A second report, this one peer-reviewed and published by the Union of Concerned Scientists, takes a close look at the economic impacts of clean energy investment in the Midwest. Entitled A Bright Future for the Heartland: Powering the Midwest Economy with Clean Energy, the July 19 report finds that if Midwest states enact a clean energy strategy produced in 2009 by the Midwestern Governors Association (MGA), they could save the average household $78 per year on electricity and natural gas bills, create 85,700 new jobs in the region,  and bring $1 billion in new income to farmers and clean energy companies. The Midwest was hit hard by the recent recession, and the study’s authors indicate that the region’s “great renewable energy potential, a strong manufacturing base and the skilled workforce needed to realize that potential,” make it uniquely situated to benefit from investing in clean energy.

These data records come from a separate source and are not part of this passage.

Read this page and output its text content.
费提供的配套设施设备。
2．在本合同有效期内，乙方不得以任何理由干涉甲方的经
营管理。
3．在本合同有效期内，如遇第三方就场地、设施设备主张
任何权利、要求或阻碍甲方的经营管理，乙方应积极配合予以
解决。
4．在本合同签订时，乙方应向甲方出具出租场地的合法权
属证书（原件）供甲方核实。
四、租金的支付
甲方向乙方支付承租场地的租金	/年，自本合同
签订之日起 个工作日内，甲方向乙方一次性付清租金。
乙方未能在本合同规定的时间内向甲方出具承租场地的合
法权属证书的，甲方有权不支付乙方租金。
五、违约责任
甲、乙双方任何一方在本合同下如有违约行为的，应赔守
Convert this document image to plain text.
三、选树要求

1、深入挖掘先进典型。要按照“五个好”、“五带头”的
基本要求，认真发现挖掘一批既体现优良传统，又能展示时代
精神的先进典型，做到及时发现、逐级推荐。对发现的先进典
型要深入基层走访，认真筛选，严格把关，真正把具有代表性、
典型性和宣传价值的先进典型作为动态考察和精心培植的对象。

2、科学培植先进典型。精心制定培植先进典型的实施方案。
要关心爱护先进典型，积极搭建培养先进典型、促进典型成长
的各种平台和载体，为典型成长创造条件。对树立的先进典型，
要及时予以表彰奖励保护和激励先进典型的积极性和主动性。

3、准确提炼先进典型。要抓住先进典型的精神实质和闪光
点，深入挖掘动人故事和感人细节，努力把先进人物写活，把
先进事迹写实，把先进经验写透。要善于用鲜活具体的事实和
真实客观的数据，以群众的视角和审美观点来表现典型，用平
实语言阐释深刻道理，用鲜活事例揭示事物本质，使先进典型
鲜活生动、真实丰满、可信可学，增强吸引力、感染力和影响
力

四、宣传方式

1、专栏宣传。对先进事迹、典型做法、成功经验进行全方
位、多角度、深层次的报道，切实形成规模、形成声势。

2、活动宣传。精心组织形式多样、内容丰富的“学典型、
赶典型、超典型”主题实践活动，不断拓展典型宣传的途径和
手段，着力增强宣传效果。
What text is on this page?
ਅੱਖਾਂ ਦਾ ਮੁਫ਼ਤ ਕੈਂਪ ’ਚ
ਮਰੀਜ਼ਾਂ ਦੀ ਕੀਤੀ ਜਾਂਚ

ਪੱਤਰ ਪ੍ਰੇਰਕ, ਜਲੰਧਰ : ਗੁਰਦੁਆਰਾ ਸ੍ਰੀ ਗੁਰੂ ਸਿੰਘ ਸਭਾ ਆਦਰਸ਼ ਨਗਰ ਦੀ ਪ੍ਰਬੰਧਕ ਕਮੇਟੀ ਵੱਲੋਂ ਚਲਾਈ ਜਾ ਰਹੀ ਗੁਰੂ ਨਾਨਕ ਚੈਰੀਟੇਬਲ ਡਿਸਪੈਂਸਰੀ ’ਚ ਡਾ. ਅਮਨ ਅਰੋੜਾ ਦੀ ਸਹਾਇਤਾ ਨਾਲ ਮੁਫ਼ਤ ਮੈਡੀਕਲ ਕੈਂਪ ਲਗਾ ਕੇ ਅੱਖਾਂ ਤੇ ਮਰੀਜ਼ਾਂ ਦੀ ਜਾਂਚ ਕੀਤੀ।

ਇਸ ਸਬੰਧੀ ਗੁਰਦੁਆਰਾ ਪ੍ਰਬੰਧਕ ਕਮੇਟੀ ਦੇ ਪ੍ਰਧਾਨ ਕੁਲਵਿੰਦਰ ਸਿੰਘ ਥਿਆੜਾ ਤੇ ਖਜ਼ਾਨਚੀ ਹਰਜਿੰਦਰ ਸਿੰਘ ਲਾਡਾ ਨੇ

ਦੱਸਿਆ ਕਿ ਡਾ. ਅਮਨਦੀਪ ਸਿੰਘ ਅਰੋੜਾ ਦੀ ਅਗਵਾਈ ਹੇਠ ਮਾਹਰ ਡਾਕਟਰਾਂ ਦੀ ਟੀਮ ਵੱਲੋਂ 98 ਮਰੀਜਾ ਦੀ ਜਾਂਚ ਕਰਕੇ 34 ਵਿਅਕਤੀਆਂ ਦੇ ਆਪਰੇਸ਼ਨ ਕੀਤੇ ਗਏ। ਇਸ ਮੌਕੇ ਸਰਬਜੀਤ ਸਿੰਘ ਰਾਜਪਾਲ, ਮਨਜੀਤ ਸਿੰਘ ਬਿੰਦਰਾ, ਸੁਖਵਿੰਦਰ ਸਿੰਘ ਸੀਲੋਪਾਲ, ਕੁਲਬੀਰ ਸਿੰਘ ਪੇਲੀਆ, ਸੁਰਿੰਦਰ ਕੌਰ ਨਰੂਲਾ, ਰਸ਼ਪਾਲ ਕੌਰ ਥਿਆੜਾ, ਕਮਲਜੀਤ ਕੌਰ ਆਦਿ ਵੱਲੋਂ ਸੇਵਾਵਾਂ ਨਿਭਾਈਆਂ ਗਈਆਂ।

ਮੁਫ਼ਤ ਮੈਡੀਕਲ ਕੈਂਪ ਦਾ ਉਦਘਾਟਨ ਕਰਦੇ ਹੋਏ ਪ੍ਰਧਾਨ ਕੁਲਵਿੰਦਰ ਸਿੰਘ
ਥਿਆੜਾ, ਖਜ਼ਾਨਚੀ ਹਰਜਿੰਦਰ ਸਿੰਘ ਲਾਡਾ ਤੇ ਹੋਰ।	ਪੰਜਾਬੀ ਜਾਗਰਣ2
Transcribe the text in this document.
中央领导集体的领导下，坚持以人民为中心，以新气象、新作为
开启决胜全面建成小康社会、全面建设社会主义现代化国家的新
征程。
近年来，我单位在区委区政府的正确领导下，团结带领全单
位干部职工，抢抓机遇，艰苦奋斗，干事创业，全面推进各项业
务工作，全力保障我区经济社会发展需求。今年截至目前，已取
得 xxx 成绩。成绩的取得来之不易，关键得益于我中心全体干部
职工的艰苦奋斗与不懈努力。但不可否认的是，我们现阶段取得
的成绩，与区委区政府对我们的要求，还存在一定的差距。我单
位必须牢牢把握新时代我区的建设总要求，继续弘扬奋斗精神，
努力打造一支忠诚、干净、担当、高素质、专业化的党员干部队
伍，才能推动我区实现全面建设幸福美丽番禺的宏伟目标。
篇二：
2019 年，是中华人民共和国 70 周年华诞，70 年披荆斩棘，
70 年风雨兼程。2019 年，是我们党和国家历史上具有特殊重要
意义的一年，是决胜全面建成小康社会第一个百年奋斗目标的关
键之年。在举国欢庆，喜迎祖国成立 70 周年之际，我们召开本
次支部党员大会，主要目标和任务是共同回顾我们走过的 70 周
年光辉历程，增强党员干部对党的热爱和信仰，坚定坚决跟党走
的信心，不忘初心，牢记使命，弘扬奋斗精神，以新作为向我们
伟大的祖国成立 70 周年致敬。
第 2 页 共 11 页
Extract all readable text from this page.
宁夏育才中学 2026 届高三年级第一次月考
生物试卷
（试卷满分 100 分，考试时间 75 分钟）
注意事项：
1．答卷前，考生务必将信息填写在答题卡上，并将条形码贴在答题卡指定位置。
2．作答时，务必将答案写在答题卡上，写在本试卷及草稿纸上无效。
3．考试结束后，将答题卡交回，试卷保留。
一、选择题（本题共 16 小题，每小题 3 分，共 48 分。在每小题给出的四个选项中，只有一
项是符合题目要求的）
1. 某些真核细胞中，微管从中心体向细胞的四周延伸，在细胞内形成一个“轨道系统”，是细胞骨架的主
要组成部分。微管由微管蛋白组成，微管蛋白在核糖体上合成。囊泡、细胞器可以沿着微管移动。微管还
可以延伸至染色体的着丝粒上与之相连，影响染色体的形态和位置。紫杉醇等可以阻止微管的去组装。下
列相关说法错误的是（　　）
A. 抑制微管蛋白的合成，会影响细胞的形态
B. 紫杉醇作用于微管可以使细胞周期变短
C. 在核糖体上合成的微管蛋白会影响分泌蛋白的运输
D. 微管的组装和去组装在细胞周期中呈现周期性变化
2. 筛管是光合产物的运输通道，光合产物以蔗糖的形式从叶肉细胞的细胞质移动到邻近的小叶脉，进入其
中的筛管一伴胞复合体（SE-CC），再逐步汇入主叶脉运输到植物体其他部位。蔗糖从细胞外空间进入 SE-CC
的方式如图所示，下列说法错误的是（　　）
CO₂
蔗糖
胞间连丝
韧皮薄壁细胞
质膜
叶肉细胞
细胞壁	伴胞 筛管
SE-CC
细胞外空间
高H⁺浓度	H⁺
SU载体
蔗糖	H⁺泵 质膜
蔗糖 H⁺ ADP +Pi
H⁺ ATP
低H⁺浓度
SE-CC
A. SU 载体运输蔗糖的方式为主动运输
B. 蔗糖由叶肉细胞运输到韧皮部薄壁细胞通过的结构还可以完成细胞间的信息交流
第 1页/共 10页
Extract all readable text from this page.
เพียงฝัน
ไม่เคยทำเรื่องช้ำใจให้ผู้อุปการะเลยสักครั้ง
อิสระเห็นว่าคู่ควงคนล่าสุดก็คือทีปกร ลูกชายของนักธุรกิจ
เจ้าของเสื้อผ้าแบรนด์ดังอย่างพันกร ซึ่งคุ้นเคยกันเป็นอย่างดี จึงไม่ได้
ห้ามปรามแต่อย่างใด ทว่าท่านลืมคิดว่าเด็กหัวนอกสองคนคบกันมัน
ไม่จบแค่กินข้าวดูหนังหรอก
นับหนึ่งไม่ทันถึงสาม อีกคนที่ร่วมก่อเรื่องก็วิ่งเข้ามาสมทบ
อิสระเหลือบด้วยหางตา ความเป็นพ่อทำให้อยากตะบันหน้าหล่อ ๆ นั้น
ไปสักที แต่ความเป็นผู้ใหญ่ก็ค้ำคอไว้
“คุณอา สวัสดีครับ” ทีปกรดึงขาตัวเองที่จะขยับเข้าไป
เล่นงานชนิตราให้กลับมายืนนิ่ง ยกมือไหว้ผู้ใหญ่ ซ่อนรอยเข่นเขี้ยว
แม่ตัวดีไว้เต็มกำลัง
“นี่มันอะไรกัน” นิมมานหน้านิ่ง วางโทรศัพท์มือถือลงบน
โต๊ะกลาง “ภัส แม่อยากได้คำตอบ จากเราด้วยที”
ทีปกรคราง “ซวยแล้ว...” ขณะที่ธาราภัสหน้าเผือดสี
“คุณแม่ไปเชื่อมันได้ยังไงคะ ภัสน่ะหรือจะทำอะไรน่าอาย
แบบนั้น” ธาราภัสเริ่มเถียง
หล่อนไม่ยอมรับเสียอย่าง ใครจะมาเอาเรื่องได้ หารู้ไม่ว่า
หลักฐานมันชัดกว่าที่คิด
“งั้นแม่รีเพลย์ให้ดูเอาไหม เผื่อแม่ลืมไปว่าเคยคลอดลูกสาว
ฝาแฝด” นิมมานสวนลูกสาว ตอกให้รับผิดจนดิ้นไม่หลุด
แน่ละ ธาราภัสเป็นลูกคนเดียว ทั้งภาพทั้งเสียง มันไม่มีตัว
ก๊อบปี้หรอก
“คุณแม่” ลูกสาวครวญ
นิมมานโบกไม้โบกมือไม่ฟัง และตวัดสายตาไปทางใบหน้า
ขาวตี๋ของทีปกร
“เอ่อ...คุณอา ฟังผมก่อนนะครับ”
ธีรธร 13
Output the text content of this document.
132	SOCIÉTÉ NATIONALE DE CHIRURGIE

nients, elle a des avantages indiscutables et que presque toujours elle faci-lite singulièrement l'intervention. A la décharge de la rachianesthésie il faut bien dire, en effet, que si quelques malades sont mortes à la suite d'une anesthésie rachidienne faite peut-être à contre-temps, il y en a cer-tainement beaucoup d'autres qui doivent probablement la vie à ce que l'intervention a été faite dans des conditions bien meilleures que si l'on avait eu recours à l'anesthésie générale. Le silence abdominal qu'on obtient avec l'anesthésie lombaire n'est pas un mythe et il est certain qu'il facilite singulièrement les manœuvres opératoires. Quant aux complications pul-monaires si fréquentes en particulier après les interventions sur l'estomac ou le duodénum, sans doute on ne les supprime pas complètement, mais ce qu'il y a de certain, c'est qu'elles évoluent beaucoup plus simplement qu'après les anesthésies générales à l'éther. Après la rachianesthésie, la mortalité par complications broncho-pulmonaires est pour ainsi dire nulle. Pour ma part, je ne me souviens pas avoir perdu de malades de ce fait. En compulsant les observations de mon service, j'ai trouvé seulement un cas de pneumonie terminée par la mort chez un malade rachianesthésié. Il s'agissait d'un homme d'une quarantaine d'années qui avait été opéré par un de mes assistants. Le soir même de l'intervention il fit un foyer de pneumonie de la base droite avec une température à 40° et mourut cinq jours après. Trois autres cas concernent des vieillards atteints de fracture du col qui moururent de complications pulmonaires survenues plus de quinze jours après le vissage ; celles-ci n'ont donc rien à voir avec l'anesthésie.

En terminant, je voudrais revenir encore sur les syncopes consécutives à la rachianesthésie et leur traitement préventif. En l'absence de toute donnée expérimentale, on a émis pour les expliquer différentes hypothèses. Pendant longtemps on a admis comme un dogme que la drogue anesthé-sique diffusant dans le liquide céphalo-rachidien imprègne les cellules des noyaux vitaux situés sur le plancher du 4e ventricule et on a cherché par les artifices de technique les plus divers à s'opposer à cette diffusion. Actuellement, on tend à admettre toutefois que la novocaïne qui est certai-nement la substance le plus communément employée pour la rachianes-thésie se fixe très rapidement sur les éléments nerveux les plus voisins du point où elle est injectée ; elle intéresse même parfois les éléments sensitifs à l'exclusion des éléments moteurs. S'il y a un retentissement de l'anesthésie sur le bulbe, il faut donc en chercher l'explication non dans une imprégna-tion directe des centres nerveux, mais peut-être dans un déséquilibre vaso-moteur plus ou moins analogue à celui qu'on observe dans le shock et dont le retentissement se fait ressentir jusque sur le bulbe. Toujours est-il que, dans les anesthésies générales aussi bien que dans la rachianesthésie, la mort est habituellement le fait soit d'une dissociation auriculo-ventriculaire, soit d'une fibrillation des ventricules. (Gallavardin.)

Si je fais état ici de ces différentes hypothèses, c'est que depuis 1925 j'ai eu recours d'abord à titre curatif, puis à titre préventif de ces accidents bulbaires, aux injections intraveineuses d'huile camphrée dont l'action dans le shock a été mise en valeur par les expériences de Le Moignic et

Finally, EPI on Tuesday published a report debunking a Crain and Crain study released in September 2010 on the overall cost of regulation. The report, Flaws Call for Rejecting Crain and Crain Model, demonstrates that Nicole Crain and Mark Crain relied on flawed methodology and incomplete data to reach a conclusion that regulations cost small businesses $1.75 trillion in 2008. The EPI paper is the most recent in a string of critiques of the Crain and Crain study. The Congressional Research Service and the Center for Progressive Reform have raised similar questions about the Crain and Crain paper earlier this year. Setting the record straight on the study is important because Republicans have been using the controversial Crain and Crain estimate to support their unwarranted attacks on regulations.

While each of these studies examines a different aspect of the effects of regulation on the economy, together they show that the U.S. can create jobs and have a bright economic future, while at the same time protecting the air we breathe, the water we drink and the planet on which we live.